これではいかん!ということで、カルテ開示についての書類一式とマニュアルをこの度、作成することにしました。
カルテは誰に開示できるの?
そもそもカルテ(診療録)は患者様本人から希望があった場合、原則応じなければなりません。「診療記録」とは診療の過程で、患者の身体状況、病状、治療等について、医療従事者が知りえた情報のことです。「診療記録」とは、カルテ、処方箋、手術記録、看護師記録、検査所見、画像、紹介状、サマリー等の記録全てを言います。
原則、カルテ開示は、患者本人に行うものですが、以下の場合は患者以外でも開示を求めることが出来ます。

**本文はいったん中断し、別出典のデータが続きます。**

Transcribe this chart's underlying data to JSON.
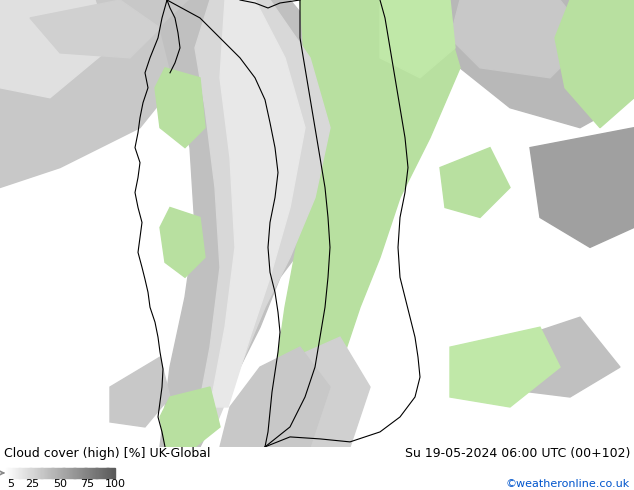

- 患者に法定代理人がいる場合の、法定代理人。ただし、満15歳以上の未成年者については、疾病の内容によっては患者本人のみの請求を認めることができる
- 診療契約に関する代理権が付与されている任意後見人
- 患者本人から代理権を与えられた親族及びこれに準ずるもの
- 患者が成人で判断能力に疑義がある場合は、現実に患者の世話をしている親族及びこれに準ずる者
- 患者が死亡している場合には、その遺族(患者の配偶者、子、父母及びこれに準ずる者)
カルテ開示時の必要書類
- 診療録の開示請求書
- 開示請求者本人確認証明書※1
- 患者様の代理人であることの証明書※2
- 患者様自書による診療録開示請求委任状
- 患者様本人による開示請求の場合は・・・(1 2が必要)
- それ以外(法定代理人、同居・同生計親族の場合)・・・(1 2 3若しくは4が必要)
※1(本人確認証明書)とは(有効期限内の原本)
- 写真付き証明書をお持ちの方は、いずれか1点(マイナンバー、運転免許書、パスポート、身体障害者手帳)など
- 写真付き証明書をお持ちでない方は、いずれか2点(健康保険被保険者証、国民健康保険被保険者証、後期高齢者医療費保険者証、厚生年金保険年金手帳、国民年金手帳 等)
※2(代理人であることの証明書)(原本)
- 法定代理人である事の証明書(親権者の場合は、戸籍謄本(抄本)もしくは住民票)(成年後見人の場合は、登記事項の証明書、その他法定代理人である事を示した証明書)
- 主介護者(同居親族 生計を一にする親族)であることの証明書(戸籍謄本(抄本)もしくは住民票
ご遺族の場合
戸籍謄本、住民票(除票)、死亡診断書のいずれか原本
カルテ開示の費用
こちらは病院の自費であるため、いくらとは決められないものですが、当院では、カルテ1枚に対し、10円、つまりコピー代として1枚10円で開示しています。画像データはCD-ROM1枚につき2100円を頂いています。
まとめ
カルテ開示は患者様から請求があった場合、速やかに開示する必要がありますが、まず、プライバシーの保護、及び診療上支障が生じないことを確認した上で慎重に行う必要があります。まず、患者様からカルテ開示を相談されたら、話をよく聞き、上司や院長に相談の上、慎重に行う必要があります。それというのも、カルテ開示を請求される患者様は何かしらの不満や法的問題を抱えているために開示を請求してくる場合がほとんどだからです。あとで問題にならないように、慎重に書類を揃えて、開示をすることが重要です。